According to Cassell, that evidence coupled with the fact that two eyewitnesses separately identified Mateos-Martinez, completed the "puzzle" of the man's guilt.

"When you put it all together, the man who killed Faviola Hernandez took her away from her family, is that man, the defendant," she said, pointing to Mateos-Martinez.

Mateos-Martinez opened fire on Faviola Hernandez after she went into an adjacent room and returned with a small handgun instead of money. Two witnesses — a client and Hernandez's younger sister — identified Mateos-Martinez soon after the shooting and in court as the robber who fired a single shot into her chest, killing her.

The getaway driver involved in the robbery, Jesus Alarcon Jimenez, 25, was arrested driving a teal car in Midvale the day after the shooting.
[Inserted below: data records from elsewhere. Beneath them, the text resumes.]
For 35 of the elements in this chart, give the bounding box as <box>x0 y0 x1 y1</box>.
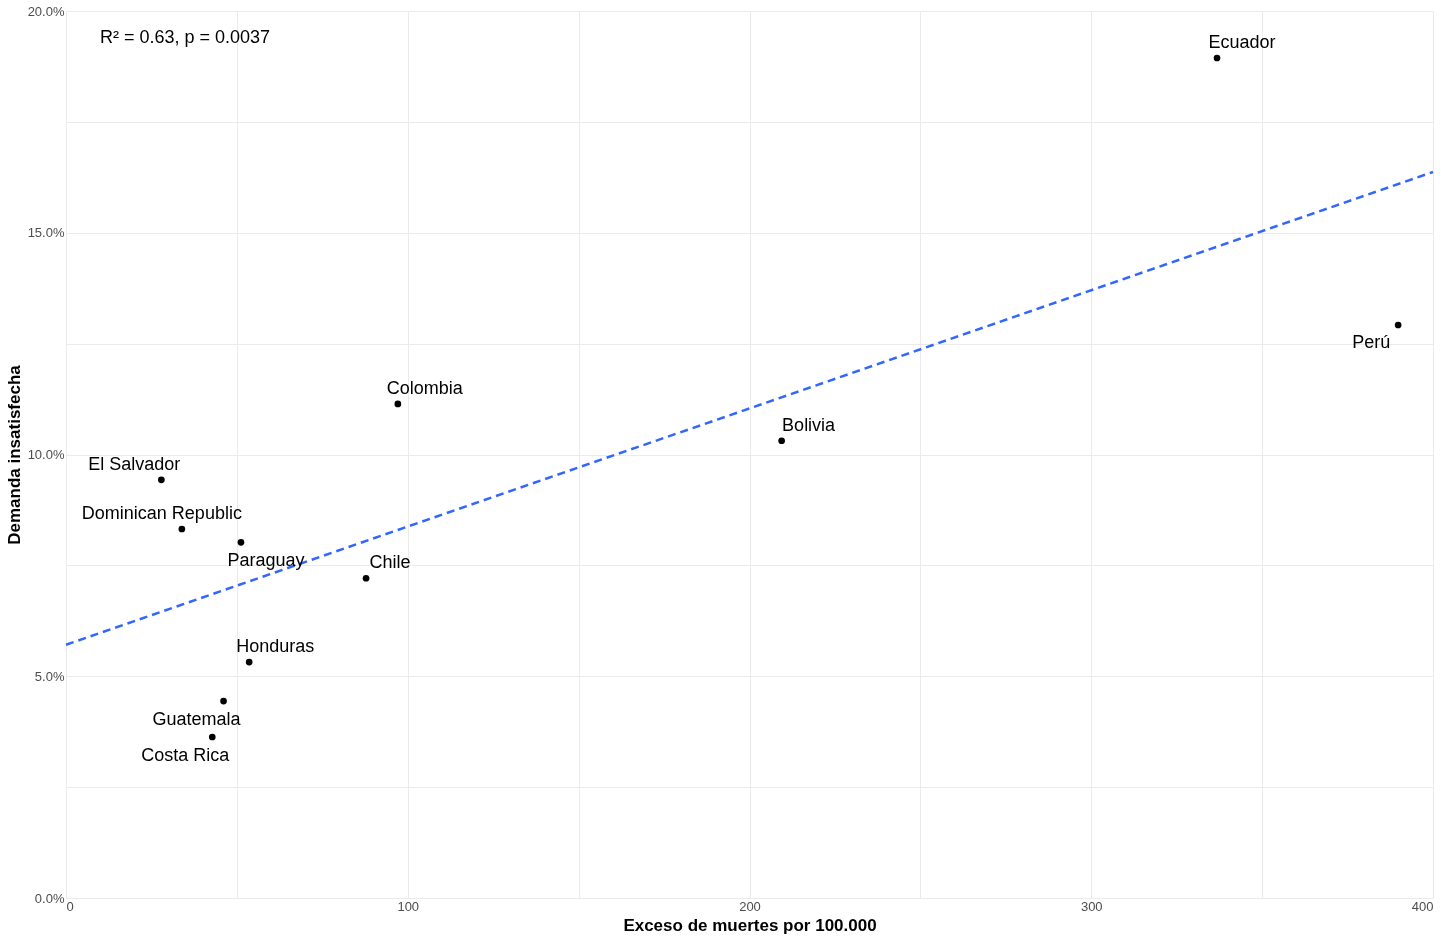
point <box>394 400 402 408</box>
annotation: Perú <box>1352 332 1391 352</box>
y-tick-label: 10.0% <box>27 447 65 462</box>
point <box>220 697 227 705</box>
annotation: Ecuador <box>1208 32 1276 53</box>
x-tick-label: 200 <box>739 898 761 914</box>
point <box>1394 321 1402 329</box>
x-tick-label: 0 <box>66 898 74 914</box>
annotation: Paraguay <box>227 550 305 571</box>
point <box>245 658 253 666</box>
point <box>208 733 216 741</box>
annotation: Costa Rica <box>141 745 231 766</box>
x-axis-title: Exceso de muertes por 100.000 <box>623 915 877 935</box>
annotation: Chile <box>369 552 411 573</box>
x-tick-label: 300 <box>1080 898 1103 914</box>
annotation: R² = 0.63, p = 0.0037 <box>100 27 271 47</box>
annotation: Honduras <box>236 636 315 657</box>
x-tick-label: 400 <box>1411 898 1434 914</box>
x-tick-label: 100 <box>397 898 420 914</box>
y-axis-title: Demanda insatisfecha <box>4 364 24 545</box>
point <box>778 437 785 445</box>
point <box>178 525 186 533</box>
y-tick-label: 5.0% <box>34 668 65 684</box>
point <box>157 476 165 484</box>
annotation: Guatemala <box>152 709 242 730</box>
annotation: El Salvador <box>88 453 181 474</box>
annotation: Dominican Republic <box>81 503 242 524</box>
annotation: Bolivia <box>782 414 837 435</box>
y-tick-label: 15.0% <box>27 225 65 241</box>
y-tick-label: 0.0% <box>34 890 65 906</box>
point <box>237 538 245 546</box>
point <box>362 574 370 582</box>
annotation: Colombia <box>386 377 464 398</box>
y-tick-label: 20.0% <box>27 3 65 19</box>
point <box>1213 54 1221 62</box>
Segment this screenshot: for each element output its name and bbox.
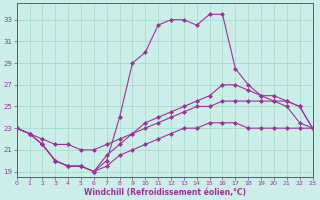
X-axis label: Windchill (Refroidissement éolien,°C): Windchill (Refroidissement éolien,°C) xyxy=(84,188,245,197)
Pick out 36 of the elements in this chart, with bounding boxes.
He was convicted in 2008 of murder and aggravated robbery and sentenced to two terms of up to life in prison.

Mateos-Martinez fled to Mexico after the shooting. He was arrested in that country and extradited to Utah in 2008.

Rosa Hernandez said she doesn't believe her daughter's killer has any remorse.

"I never met a person without a heart," she said. "He seems like an animal. I don't see no remorse at all. I see a person ... he's dead inside. He's empty."

She said Mateos-Martinez "ruined" her life and that of her family, but she wanted to focus on the memory of her daughter.

"I want everyone to remember my Favi as happy, as caring," she said. "She lived her life. She was the most funny person I've ever met. For how small she was, she had a bigger heart than anyone else."